北海道の説明のサイト(確認時点の最終更新日:2018年3月14日)を見ますと、「よくある質問 Q&A」の10番に、
「退職所得に係る個人住民税所得割額は、ふるさと納税の限度額を計算するときの個人住民税所得割額に含まれるのですか。」に対して、次のように書かれています。

”個人住民税所得割の課税標準は、前年の所得について算定した総所得金額、退職所得金額及び山林所得金額となっていますが(地方税法第32条)、退職所得については、現年度分離課税による課税の特例規定により(地方税法第50条の2)、分離されているため、退職所得に係る個人住民税所得割額は、ふるさと納税の寄附金控除の対象となる個人住民税所得割額に含まれません。”

また、福井県の「ふるさと納税の拡充を目指す議員の会」の平成26年の資料においては、次のような記載があります。(住民税に関する内容です。)

”退職所得については、現在、ふるさと納税の対象になっていない。何十年間の仕事の総決算として多額の退職金をいただくわけであるが、その機にふるさとに恩返しをしたいという気持ちを持つのは自然なことであるので、これも対象にしたらどうか。”

●地方税法の条文を見てみると

所得税法上は、
退職金にかかる退職所得は他の所得と合算されて、その年分に支払った「ふるさと納税」にかかる寄附金控除を適用して税額が決まるので、ふるさと納税の控除対象になることは間違いないと思います。

しかし住民税(地方税法上)は、
退職金の受け取り時に所得税と併せて住民税が天引で徴収されるもの(徴収税額がゼロの場合も含む)については「退職所得の課税の特例(分離課税に係る所得割)」が適用されています。
[地方税法 県:50条2項市:328条 e-Gov提供]

退職所得の課税の特例(分離課税に係る所得割)

これによると、
退職金受取時に所得税と一緒に住民税が天引きで徴収される場合(所得税法第199条の規定によりその所得税を源泉徴収する義務がある場合)は、給与など前年の収入によって税金が決まるグループ(前年課税分[32条,313条])とは区別(現年分離)して計算し、他の所得との損益通算・繰越控除(32条,313条)は適用できず、所得控除(35条,314条3項)も適用できず、税額控除については条文がありません。

つまりは、今のところは、
住民税における「ふるさと納税」の寄附金税額控除は、一般的な退職金(注)に適用されるこの「課税の特例」により、適用対象外ということになるようです。

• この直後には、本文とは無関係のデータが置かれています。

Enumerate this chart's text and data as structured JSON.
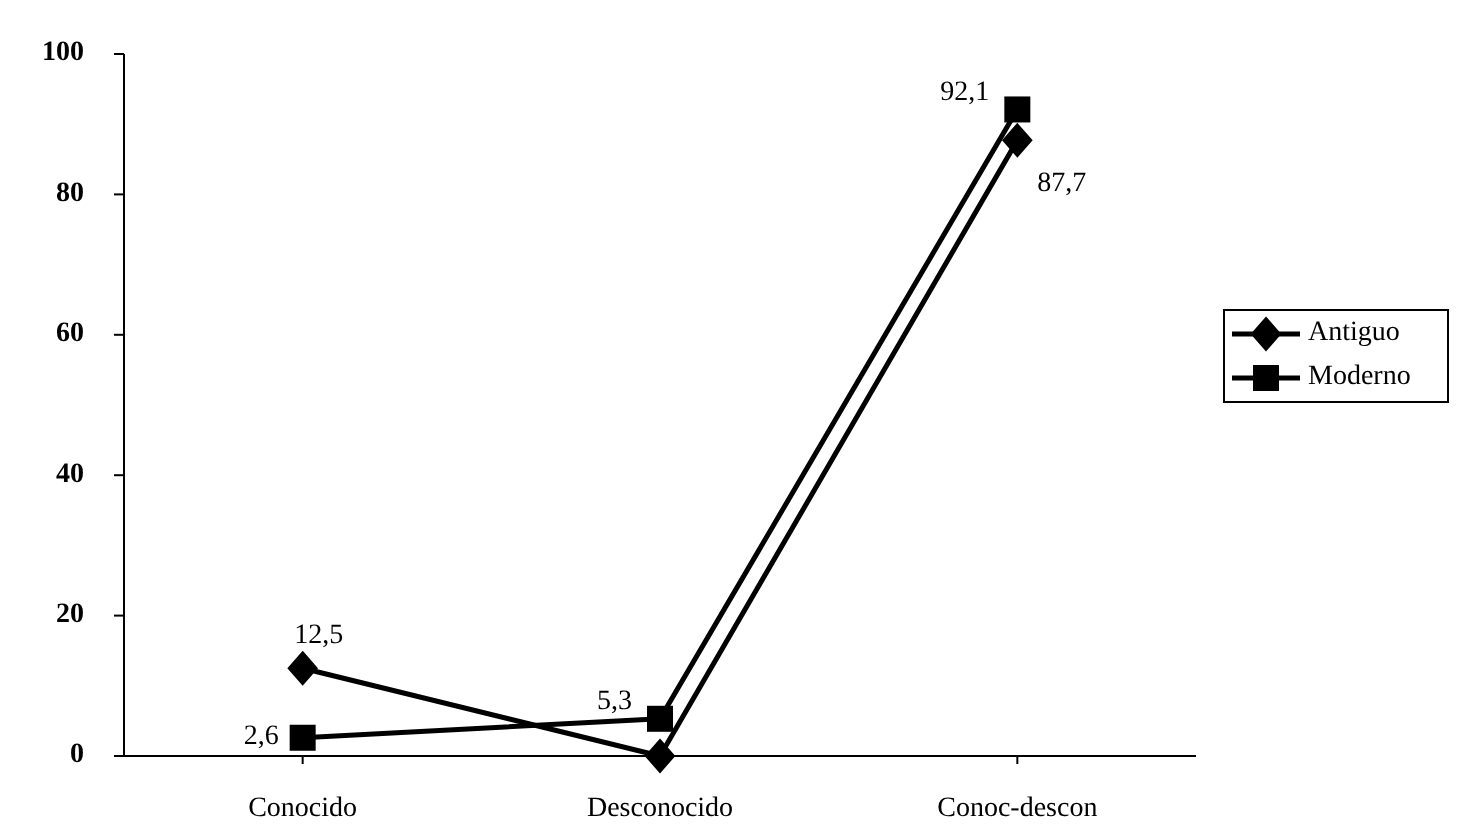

今後の法改正で退職所得もふるさと納税の控除適用対象となる可能性もありますので注意してください。

(注)
上記以外の場合で退職金にかかる住民税から「ふるさと納税」の控除対象になるのは、

所得税法第199条の規定(源泉徴収義務)に該当しない場合(常時二人以下の家事使用人のみに給与等の支払をしている場合のその支払う退職手当等[所得税法 第200条])

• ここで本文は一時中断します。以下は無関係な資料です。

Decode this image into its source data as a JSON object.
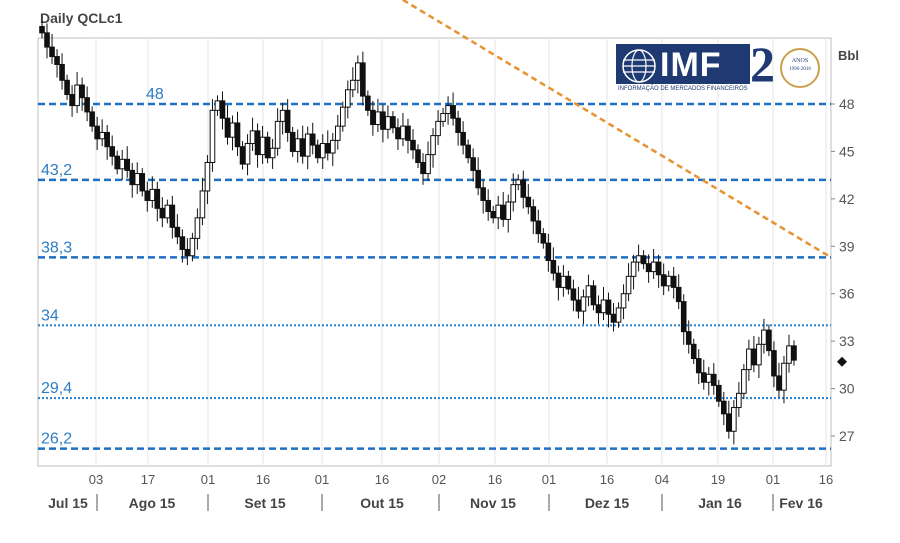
{
  "chart_data": {
    "type": "candlestick",
    "title": "Daily QCLc1",
    "unit": "Bbl",
    "ylim": [
      25,
      54
    ],
    "y_ticks": [
      27,
      30,
      33,
      36,
      39,
      42,
      45,
      48
    ],
    "x_tick_days": [
      "03",
      "17",
      "01",
      "16",
      "01",
      "16",
      "02",
      "16",
      "01",
      "16",
      "04",
      "19",
      "01",
      "16"
    ],
    "months": [
      "Jul 15",
      "Ago 15",
      "Set 15",
      "Out 15",
      "Nov 15",
      "Dez 15",
      "Jan 16",
      "Fev 16"
    ],
    "levels": [
      {
        "value": 48,
        "label": "48",
        "style": "dashed",
        "color": "#1f6fc4"
      },
      {
        "value": 43.2,
        "label": "43,2",
        "style": "dashed",
        "color": "#1f6fc4"
      },
      {
        "value": 38.3,
        "label": "38,3",
        "style": "dashed",
        "color": "#1f6fc4"
      },
      {
        "value": 34,
        "label": "34",
        "style": "dotted",
        "color": "#2f86d0"
      },
      {
        "value": 29.4,
        "label": "29,4",
        "style": "dotted",
        "color": "#2f86d0"
      },
      {
        "value": 26.2,
        "label": "26,2",
        "style": "dashed",
        "color": "#1f6fc4"
      }
    ],
    "trendline": {
      "from_price": 58.5,
      "to_price": 38.3,
      "color": "#e8912f"
    },
    "current_marker": 31.7,
    "closes": [
      52.5,
      51.6,
      51.0,
      50.5,
      49.5,
      48.6,
      47.9,
      49.2,
      48.4,
      47.5,
      46.6,
      45.8,
      46.2,
      45.3,
      44.7,
      43.9,
      44.5,
      43.8,
      42.9,
      43.6,
      42.5,
      41.9,
      42.6,
      41.4,
      40.8,
      41.6,
      40.2,
      39.6,
      38.8,
      38.4,
      39.5,
      40.8,
      42.5,
      44.3,
      47.6,
      48.2,
      47.1,
      45.9,
      46.8,
      45.3,
      44.2,
      45.5,
      46.3,
      44.8,
      45.9,
      44.6,
      45.2,
      46.9,
      47.6,
      46.2,
      45.0,
      45.8,
      44.7,
      46.1,
      45.4,
      44.6,
      45.5,
      44.9,
      45.7,
      46.6,
      47.8,
      48.9,
      49.5,
      50.6,
      48.5,
      47.6,
      46.7,
      47.5,
      46.4,
      47.2,
      46.5,
      45.8,
      46.6,
      45.7,
      45.1,
      44.3,
      43.6,
      44.8,
      46.0,
      46.9,
      47.4,
      47.9,
      47.1,
      46.2,
      45.4,
      44.6,
      43.8,
      42.7,
      41.9,
      41.2,
      40.8,
      41.6,
      40.7,
      41.8,
      42.9,
      43.2,
      42.1,
      41.5,
      40.6,
      39.8,
      39.2,
      38.1,
      37.3,
      36.4,
      37.1,
      36.3,
      35.6,
      34.9,
      35.8,
      36.5,
      35.3,
      34.8,
      35.6,
      34.7,
      34.2,
      35.1,
      36.0,
      37.1,
      38.0,
      38.4,
      37.9,
      37.4,
      38.0,
      37.2,
      36.5,
      37.1,
      36.4,
      35.5,
      33.6,
      32.8,
      31.9,
      31.0,
      30.4,
      30.9,
      30.2,
      29.2,
      28.4,
      27.3,
      28.8,
      29.7,
      31.2,
      32.5,
      31.5,
      32.8,
      33.7,
      32.4,
      30.8,
      29.9,
      31.6,
      32.7,
      31.8
    ]
  }
}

もしくは、退職手当等を受けるべき日の属する年の1月1日現在、国内に住所を有しなかった人が帰国して国内で受ける退職手当等となります。

ちなみに、
平成27年度の税理士試験の住民税の内容では、平成26年分に関しては退職所得の課税の特例により、現年分離の退職所得には税額控除はありませんでした。